The U.S. dollar recovered handsomely from a two-week low hit yesterday, surging 0.83% against a basket of rival currencies, after Bank of Japan stunned global markets with a surprise rate cut, bringing deposit rates into negative territory for the first in Japan's history, after a batch of earlier data showed worsening spending and inflation rates in the world's third largest economy.
The dollar's recovery is beset with uncertainties however, after late GDP data showed a sharp growth decline in the fourth quarter to 0.7% from 2.0% in the third quarter, while missing forecasts of 0.8%. Other data disappointed as well, with the goods trade balance deficit deepening to $61.5 billion in December from $60.3 billion in November.
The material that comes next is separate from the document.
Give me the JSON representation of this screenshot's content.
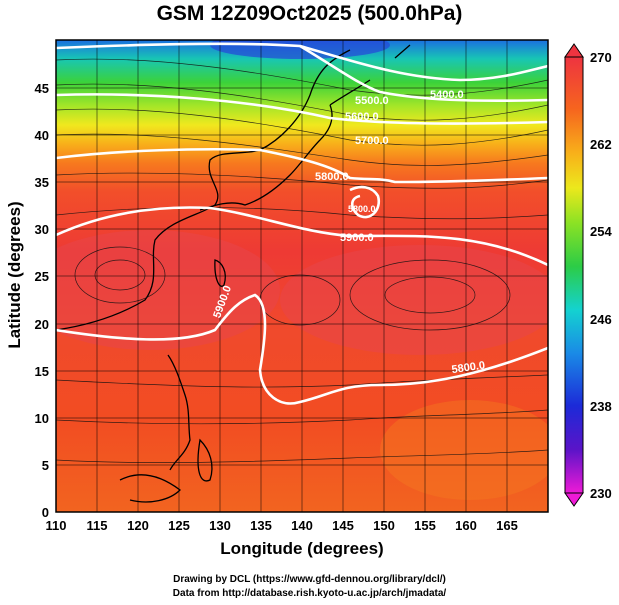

Dollar nonetheless held its high ground for now, surging a massive 2.10% versus the collapsing yen to 121.27, while tackling the euro into submission with a 0.76% jump to 1.0856. The greenback also gained 0.70% on sterling to trade at 1.4265.
Oil prices rose on prospects of a deal between Russia and OPEC to cut global supply excess, while the unexpected easing from BoJ also helped with sentiment. Brent crude futures rose 70 cents, or 2.05% to $35.92 a barrel. U.S. crude futures gained 67 cents, or 2.0% to trade at $34.26 a barrel.
European shares rose comfortably, with the pan-European index FTSEurofirst 300 jumping more than one percent to 1,331. Germany's DAX added 85 points, or 0.88% to 9,719, while France's CAC 40 index climbed 1.10% to 4,374. Britain's FTSE was the biggest winning, gaining a solid 1.37% to trade at 6,011.